Tradisi Memberi Makan Leluhur, Hidup Jadi Makmur?
Kanekabe.com – Memberi makan leluhur, salah satu tradisi turun menurun yang sudah mendarah daging dan menjadi kegiatan rutin disetiap petingatan atau hari agung. Prosesi memberi persembahan tak luput dari lingkungan sekitar yang masih diyakini oleh segilintir masyarakat pada era modernisasi. Menjadi salah satu kebudayaan nenek moyang yang harus lestari, berdampingan dengan kehidupan yang serba teknologi. Tentu membuat banyak presepsi dan kubu yang mengikuti, timbul apatis dan sikap kritis yang bertentangan antar kaum minoritas maupun mayoritas. Sesajen memiliki makna dan nilainya sendiri bagi masyarakat, baik antar daerah hingga lingkup keluarga nenek moyang yang terikat, semuanya memiliki kepercayaan dan nilai yang beragam akan persepsinya. Jangan heran ritual memberi sesajen juga diartikan sebagai bentuk amanah, meskipun pada intinya sajen dipercaya untuk mencari berkah.
Tentu sajen tak bisa terhindar dari pemikiran mistis karena kepercayaan lama yang dianggap tak realistis. Berprasangka dan percaya nenek moyang atau roh leluhur sedang menikmati hidangan atau sajen yang telah dibuat guna mendapat sesuatu yang ingin didapat. Bagi kalangan masyarakat sekarang yang hidup berdampingan dengan teknologi tentu melihatnya sebagai suatu hal tak masuk akal manusiawi, dikaitkan dengan adanya pikiran logika atau reaksi kimia yang ada. Suatu pikiran yang akan terus di sanggah dan rasa tak percaya akan terus dirasa, berbeda apabila dengan kalangan masyarakat yang mempercayainya. Kalangan masyarakat dengan rasa percaya kepada nenek moyang akan merasa suatu hal yang dapat diterima nalar dan hal yang wajar, hidangan yang disajikan akan berkurang dengan alasan leluhur akan menikmati layaknya di kehidupan menyantap ringan dan perlahan.
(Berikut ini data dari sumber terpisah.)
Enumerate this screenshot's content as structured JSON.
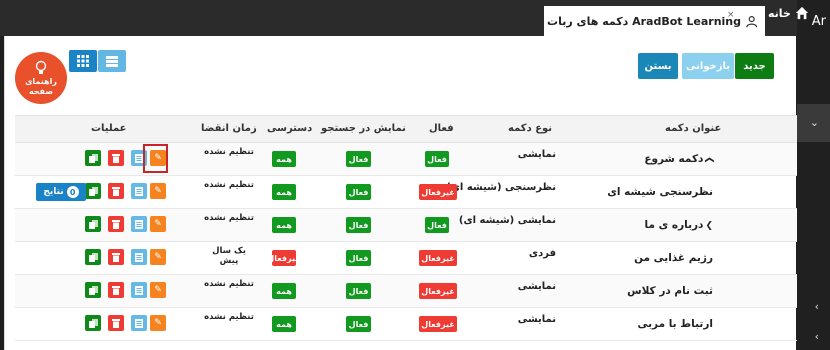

Kepercayaan nenek moyang yang melekat juga masih dilakukan oleh Sriwulan, wanita kelahiran 1944 yang masih sangat erat dengan kebiasaan memberi sajian/sajen. Kopi, teh dan air gula sebagai sajian wedang, untuk sajian berat yang terdapat nasi disertai aneka ragam masakan atau lauk dan terdapat apem sebagai ciri khas. Tak lupa bunga kenanga dengan bentuk menjuntai disertai mawar putih sebagai simbol bunga we wangi yang disukai. Sriwulan sendiri menyebutnya bukan sebagai sajen tetapi ‘cawisan/sandingan’ menyuguhkan pada leluhur sajian yang disukai semasa hidup duniawi. Nyata atau bukan sajian yang disuguhkan benar adanya dinikmati oleh para leluhur, terlihat dari berkurangnya sajian minuman. Dimana mula nya cangkir terisi penuh selang setelah didoakan dan ditinggal berkurang meninggalkan bekas jejak air saat terisi penuh,tak heran apabila masyarakat nenek moyang mempercayaiya dan muncul adanya stigma mitis dikemasnya.
Terlepas dari semua hal tersebut, sajen merupakan tradisi dari nenek moyang dimana memiliki refleksi simbol pesan dan nilai budaya yang harus dilestarikan. Adapun simbol makna di setiap sajian:
- Kopi Hitam
Suguhan air minum yang pasti selalu ada ialah kopi, dengan simbolis nenek moyang merasa dihargai dan dihormati. Bukan tanpa alasan mengapa kopi menjadi suguhan wajib saat prosesi, menjadi favorit wedang di zaman dahulu membuat leluhur diibaratkan merasa kembali pulang untuk sementara waktu. Tentu kejadian ini menjadikan para leluhur merasa diingat sehingga merasa terhormat.
- Bunga
Menjadi barang yang essensial dan paling menonjol saat memberikan sajian kepada leluhur ialah bunga. Masyarakat jawa sendiri mempercayai bahwasanya wangi menjadi energi spiritual, sehingga sering dijadikan sandingan pelengkap saat ritual. Selain itu, dalam filosifi lain dari bunga yaitu memiliki simbol ataupun harapan yang diberkahi oleh leluhur yang menjadi harapan dan keinginan dari yang memberi sajen.
3. Beras
Menjadi makanan pokok masyarakat Indonesia sejak dulu kala, menjadi alasan mengapa olahan beras yaitu nasi menjadi sajian wajib untuk suguhan sandingan. Tak hanya sebagai makanan pokok, tetapi nasi juga memiliki simbol dari kehidupan manusia.
- Apem
Salah satu kue yang memiliki hubungan erat dengan tradisi orang jawa, tak heran apem jadi suguhan disetiap acara. Kue ini juga dianggap menjadi kue kebesaran, bentuk bulat, memiliki makna sebagai sarana penghubung dengan tuhan. Namun tak sebatas itu, simbol apem juga melambangkan kesederhanan yang terlihat dari bahan, proses pembuatan yang terbilang mudah.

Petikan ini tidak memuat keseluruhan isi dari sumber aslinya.